Die Wahrheit: Enten und Hymen
Tagebuch einer Hinguckerin: Berlin als Nahkampfgebiet der Grobheit. Was die Insassen der Hauptstadt an speziellen Zärtlichkeiten zu bieten haben.
S eit Jahren zieht alles, was Beine hat, nach Berlin, wo man bei 24-Stunden-Partys jetzt auch unbelästigt auf E-Rollern über Bürgersteige brettern darf. Die Neuzugänge erlernen schnell die gängigen Umgangsformen, denn schon nach kurzer Zeit befällt sie eine als Berlin-Syndrom bekannte Amnesie, die einfache Vokabeln wie „bitte“, „danke“ und „Entschuldigung“ löscht. Zum Ausgleich fürs grobe Ganze möchte ich heute von drei Beispielen aus der Serie „Hauptstadt, zart und empfindsam“ berichten.
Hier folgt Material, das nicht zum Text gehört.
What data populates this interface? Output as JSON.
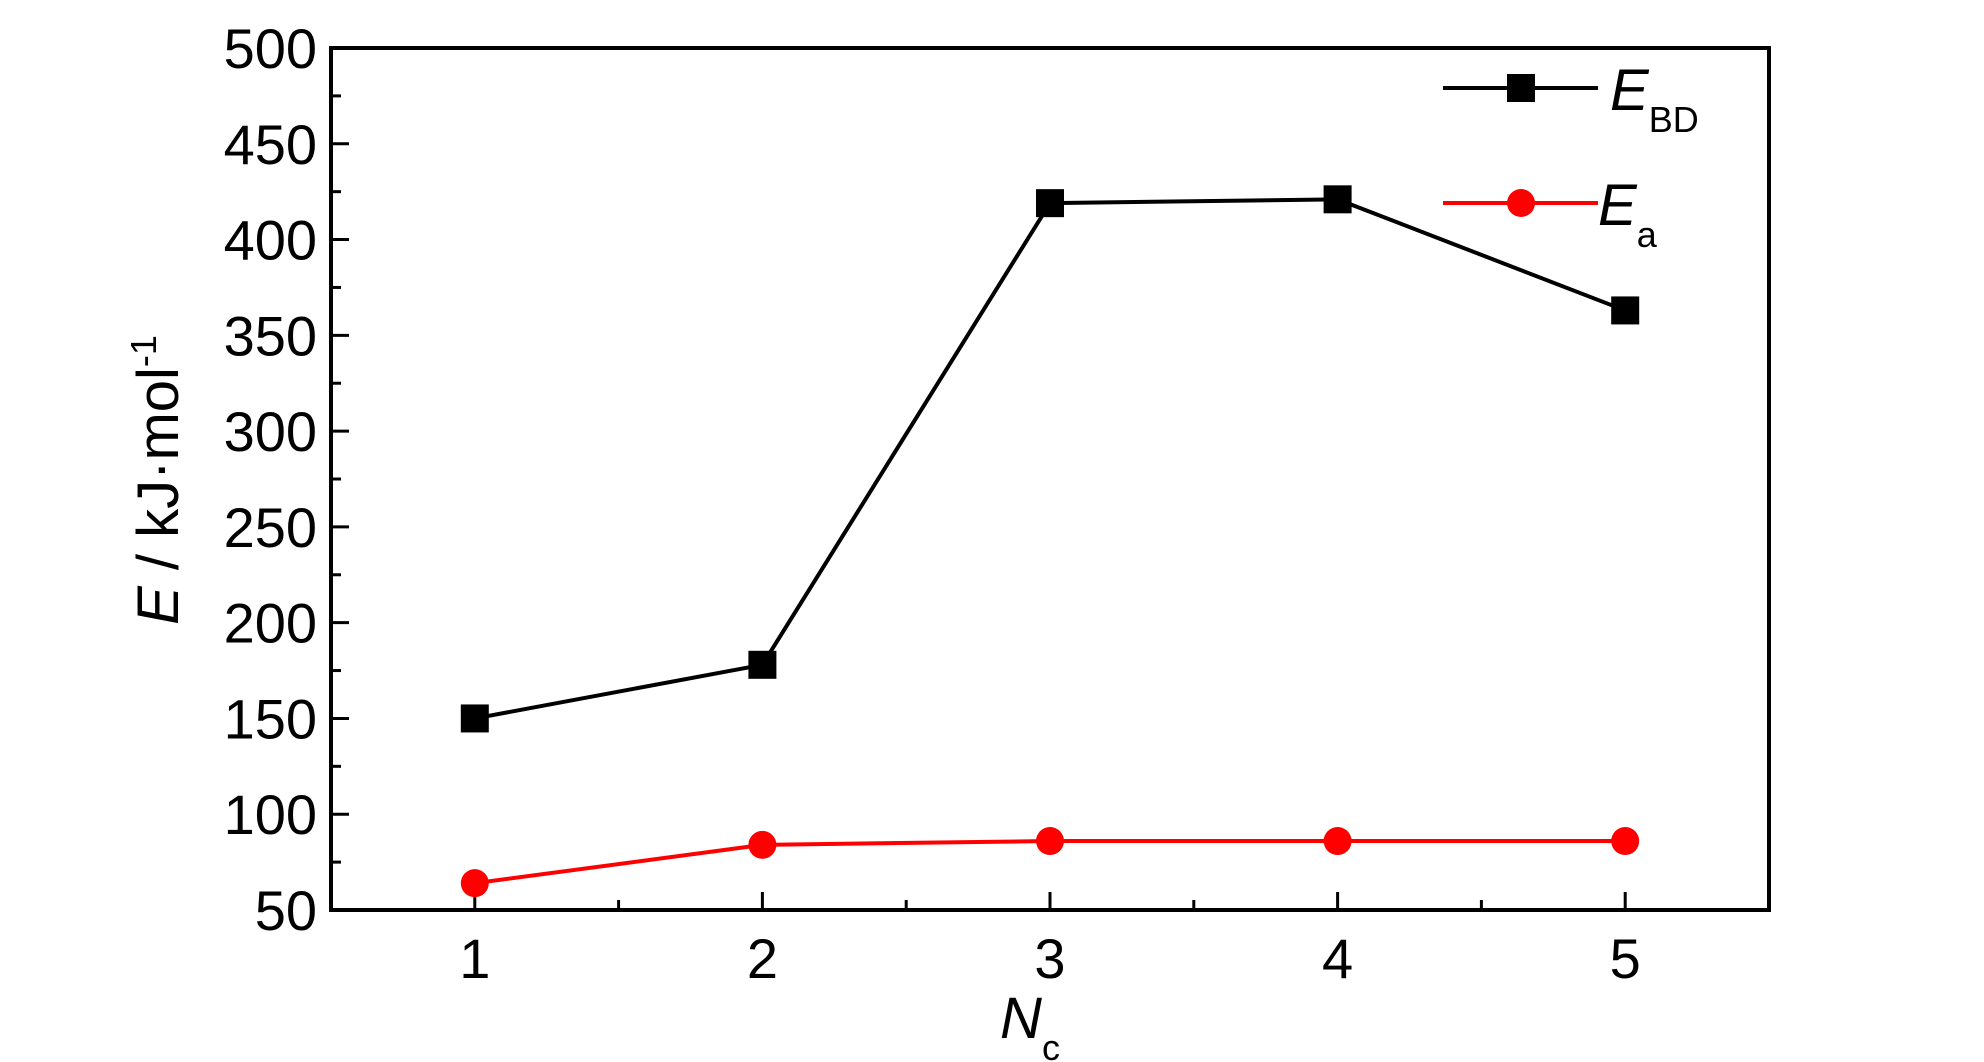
{
  "chart_data": {
    "type": "line",
    "x": [
      1,
      2,
      3,
      4,
      5
    ],
    "xticks": [
      "1",
      "2",
      "3",
      "4",
      "5"
    ],
    "yticks": [
      "50",
      "100",
      "150",
      "200",
      "250",
      "300",
      "350",
      "400",
      "450",
      "500"
    ],
    "xlim": [
      0.5,
      5.5
    ],
    "ylim": [
      50,
      500
    ],
    "xlabel": {
      "main": "N",
      "sub": "c"
    },
    "ylabel": {
      "main": "E",
      "rest": " / kJ·mol",
      "sup": "-1"
    },
    "series": [
      {
        "name": "E",
        "name_sub": "BD",
        "marker": "square",
        "color": "#000000",
        "values": [
          150,
          178,
          419,
          421,
          363
        ]
      },
      {
        "name": "E",
        "name_sub": "a",
        "marker": "circle",
        "color": "#ff0000",
        "values": [
          64,
          84,
          86,
          86,
          86
        ]
      }
    ],
    "legend_position": "top-right",
    "grid": false
  }
}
Erster Schauplatz: U-Bahn, klassisches urbanes Nahkampfgebiet. Auf dem Sitz gegenüber eine junge Frau, auf ihrem Schoß eine mit Luftlöchern gepiercte Tasche. Nach fünf Minuten schweigsamer Fahrt siegt die Neugier. „Was haben Sie denn da drin?“ Als Antwort öffnet sie den Reißverschluss, zupft zart an einem Deckenzipfel, und es erscheint ein herzallerliebstes Entenküken ohne die geringste Ahnung von der rauen Welt, die es umgibt. „Verwaist“, erklärt seine Retterin knapp. „Süüüß“, stammle ich blöde, vor so viel Flauschigkeit kapitulieren selbst Hartgesottenere.
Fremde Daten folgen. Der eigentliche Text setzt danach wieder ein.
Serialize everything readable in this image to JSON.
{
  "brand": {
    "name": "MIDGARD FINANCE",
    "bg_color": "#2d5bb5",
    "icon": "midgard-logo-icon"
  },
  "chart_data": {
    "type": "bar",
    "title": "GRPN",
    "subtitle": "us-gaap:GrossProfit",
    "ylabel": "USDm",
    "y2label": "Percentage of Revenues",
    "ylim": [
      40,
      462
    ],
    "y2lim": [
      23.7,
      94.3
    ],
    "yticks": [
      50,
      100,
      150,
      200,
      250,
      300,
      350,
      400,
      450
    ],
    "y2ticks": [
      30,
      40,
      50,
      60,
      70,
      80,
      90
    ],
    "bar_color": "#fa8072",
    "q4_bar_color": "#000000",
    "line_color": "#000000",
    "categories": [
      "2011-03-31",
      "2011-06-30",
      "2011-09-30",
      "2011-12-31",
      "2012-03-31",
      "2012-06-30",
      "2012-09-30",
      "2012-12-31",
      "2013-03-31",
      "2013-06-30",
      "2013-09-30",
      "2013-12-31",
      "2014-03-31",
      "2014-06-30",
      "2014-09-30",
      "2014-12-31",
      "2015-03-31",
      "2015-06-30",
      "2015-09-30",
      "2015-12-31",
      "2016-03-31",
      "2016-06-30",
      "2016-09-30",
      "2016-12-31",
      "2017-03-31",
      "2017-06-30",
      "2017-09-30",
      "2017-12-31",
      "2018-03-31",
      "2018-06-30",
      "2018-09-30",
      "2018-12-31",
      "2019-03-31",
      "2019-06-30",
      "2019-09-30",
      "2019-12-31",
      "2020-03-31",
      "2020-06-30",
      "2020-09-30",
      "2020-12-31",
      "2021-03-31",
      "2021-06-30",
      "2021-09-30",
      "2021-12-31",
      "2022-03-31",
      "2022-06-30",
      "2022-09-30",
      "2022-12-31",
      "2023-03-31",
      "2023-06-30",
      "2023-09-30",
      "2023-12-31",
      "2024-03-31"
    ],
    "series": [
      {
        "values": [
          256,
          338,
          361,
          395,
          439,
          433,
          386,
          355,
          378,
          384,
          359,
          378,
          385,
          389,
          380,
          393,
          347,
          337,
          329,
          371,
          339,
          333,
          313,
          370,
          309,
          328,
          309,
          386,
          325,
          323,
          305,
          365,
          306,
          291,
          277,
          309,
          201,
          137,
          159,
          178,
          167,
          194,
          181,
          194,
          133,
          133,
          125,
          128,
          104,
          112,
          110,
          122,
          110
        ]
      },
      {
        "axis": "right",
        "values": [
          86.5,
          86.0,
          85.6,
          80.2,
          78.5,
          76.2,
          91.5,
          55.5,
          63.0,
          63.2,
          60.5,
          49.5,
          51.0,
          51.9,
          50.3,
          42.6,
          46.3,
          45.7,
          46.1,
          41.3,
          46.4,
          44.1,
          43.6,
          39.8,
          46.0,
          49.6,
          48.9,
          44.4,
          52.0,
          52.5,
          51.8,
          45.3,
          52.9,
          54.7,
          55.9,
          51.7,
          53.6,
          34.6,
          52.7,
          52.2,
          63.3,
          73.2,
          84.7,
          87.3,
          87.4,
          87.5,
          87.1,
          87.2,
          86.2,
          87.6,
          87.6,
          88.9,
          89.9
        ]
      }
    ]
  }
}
Der nächste Beweis für die neue Empfindsamkeit kommt direkt aus dem Epizentrum der Macht, wo nicht nur die Geschicke Berlins, sondern der Nation, ja, der Welt bestimmt werden. Unter einem Video von Angela Merkel und dem finnischen Ministerpräsidenten beim Anhören der Nationalhymne lese ich auf der Website eines bekannten Nachrichtenmagazins Folgendes: „Beim Abspielen der Hymen begann Merkel an der Seite von Antti Rinne zu zittern.“ Bei dieser Gelegenheit grüße ich als altgediente Vertreterin der Disziplin „Verleser und Verhörer“ mit neidlosem Respekt die „Verdrucker- und Verdreher“-Redaktion von Spiegel Online. Das war groß!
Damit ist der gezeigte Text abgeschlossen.